11 Dairy Substitutes You Should Know
If you’re living with a lactose allergy or intolerance, you’re probably aware of the options out there for you. Replacement milks, like almond milk or coconut milk, can do similar things as regular cow’s milk, even if the taste isn’t the same. However, when you add in food allergies on top of lactose intolerance, it often gets hard to shop, and you may find your options narrowing significantly.
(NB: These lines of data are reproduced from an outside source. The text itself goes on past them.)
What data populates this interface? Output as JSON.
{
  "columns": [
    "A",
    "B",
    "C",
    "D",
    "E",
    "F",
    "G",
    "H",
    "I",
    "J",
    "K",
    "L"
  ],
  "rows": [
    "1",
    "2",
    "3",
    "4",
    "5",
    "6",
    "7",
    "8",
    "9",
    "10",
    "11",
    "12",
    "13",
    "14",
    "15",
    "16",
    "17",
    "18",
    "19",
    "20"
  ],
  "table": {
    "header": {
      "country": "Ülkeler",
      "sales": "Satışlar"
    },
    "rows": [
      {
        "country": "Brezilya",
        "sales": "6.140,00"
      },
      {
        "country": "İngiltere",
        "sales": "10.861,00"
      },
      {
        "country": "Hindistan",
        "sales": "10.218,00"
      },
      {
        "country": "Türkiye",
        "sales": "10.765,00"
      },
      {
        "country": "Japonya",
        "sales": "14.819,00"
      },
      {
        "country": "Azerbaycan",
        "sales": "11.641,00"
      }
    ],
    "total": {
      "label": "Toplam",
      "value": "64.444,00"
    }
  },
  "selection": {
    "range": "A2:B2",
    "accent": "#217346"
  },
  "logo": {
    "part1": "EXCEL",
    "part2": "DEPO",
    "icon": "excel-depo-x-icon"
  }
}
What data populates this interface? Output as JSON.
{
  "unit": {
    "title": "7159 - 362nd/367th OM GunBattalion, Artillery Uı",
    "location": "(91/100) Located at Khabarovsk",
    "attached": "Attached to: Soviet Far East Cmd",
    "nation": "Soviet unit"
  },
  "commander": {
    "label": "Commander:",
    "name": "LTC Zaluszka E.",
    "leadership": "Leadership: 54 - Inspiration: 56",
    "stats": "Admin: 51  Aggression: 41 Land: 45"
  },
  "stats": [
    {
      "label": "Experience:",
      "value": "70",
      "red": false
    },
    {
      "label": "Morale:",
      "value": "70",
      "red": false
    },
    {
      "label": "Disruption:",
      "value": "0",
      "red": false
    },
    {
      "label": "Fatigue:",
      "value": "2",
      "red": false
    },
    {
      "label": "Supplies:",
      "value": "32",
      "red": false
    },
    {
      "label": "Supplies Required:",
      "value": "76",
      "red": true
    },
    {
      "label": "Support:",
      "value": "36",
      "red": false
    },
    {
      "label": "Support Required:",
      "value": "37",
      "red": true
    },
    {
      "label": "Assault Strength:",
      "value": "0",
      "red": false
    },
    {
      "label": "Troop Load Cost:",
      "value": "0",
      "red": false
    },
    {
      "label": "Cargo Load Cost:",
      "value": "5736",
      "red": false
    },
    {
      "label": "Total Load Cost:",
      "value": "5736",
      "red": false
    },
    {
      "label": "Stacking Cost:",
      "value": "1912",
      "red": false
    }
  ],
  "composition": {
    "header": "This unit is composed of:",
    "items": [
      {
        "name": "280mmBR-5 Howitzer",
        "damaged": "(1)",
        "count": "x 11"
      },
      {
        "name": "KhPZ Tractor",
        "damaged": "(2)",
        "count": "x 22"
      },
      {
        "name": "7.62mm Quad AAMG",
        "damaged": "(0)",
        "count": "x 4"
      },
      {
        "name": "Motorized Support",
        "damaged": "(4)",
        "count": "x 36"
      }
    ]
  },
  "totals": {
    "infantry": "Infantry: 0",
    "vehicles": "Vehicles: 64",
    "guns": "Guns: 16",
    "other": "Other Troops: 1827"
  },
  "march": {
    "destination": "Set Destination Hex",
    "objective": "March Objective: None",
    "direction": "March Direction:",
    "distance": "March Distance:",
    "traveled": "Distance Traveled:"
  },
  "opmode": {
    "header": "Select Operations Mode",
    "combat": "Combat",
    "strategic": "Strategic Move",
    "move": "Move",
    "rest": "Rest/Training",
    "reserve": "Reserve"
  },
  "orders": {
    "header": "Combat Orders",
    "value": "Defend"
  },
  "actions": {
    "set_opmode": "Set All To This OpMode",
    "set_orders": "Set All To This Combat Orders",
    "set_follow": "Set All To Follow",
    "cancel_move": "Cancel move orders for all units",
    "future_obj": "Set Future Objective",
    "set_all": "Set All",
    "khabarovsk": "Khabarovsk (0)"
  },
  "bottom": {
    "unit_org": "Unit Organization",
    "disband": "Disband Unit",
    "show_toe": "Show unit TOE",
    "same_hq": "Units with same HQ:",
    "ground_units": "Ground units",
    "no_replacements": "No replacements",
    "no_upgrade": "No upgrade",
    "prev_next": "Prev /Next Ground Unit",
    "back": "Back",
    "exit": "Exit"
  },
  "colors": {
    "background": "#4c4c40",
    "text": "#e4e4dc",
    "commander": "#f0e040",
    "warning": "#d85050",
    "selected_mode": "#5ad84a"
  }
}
Luckily, we’re here today to tell you that you don’t have to lose out on your favorite foods just because of your allergies. There are plenty of ways to substitute non-dairy items and still enjoy cooking and eating just like you used to. Here are a few of the handiest dairy substitutes to grab at your nearest grocery store.
11. Almond Milk
Almond milk is one of the oldest dairy substitutes out there – it’s been used for years in recipes and is tasty enough to simply drink plain. Many people prefer the rich, nutty taste of almond milk to thinner cow’s milk. The only thing to note is that it doesn’t contain as much protein as regular milk, so it’s important to adjust your diet if you make a complete switch to almond milk.
Plus, if you switch to almond milk that’s unsweetened, it’s a grand total of zero grams of sugar per cup as compared to the 12 grams that are in regular milk. You can swap it in anywhere you would usually use regular milk – just bear in mind the taste.
10. Rice Milk
Rice milk is made almost the same way as almond milk – grains of rice are soaked in water, then the final product is used as a “milk.” Most commercial rice milk contains added vitamins and calcium, but on its own it contains around two grams of fat and less than one gram of protein per cup.
Rice milk is also higher in carbs than most other types of non-dairy milk, so be aware of that when you’re at the grocery store. Rice milk is great for people who may be allergic to soy or nuts. You can bake with it, but because it’s thinner than cow’s milk, you may have to adjust your recipe.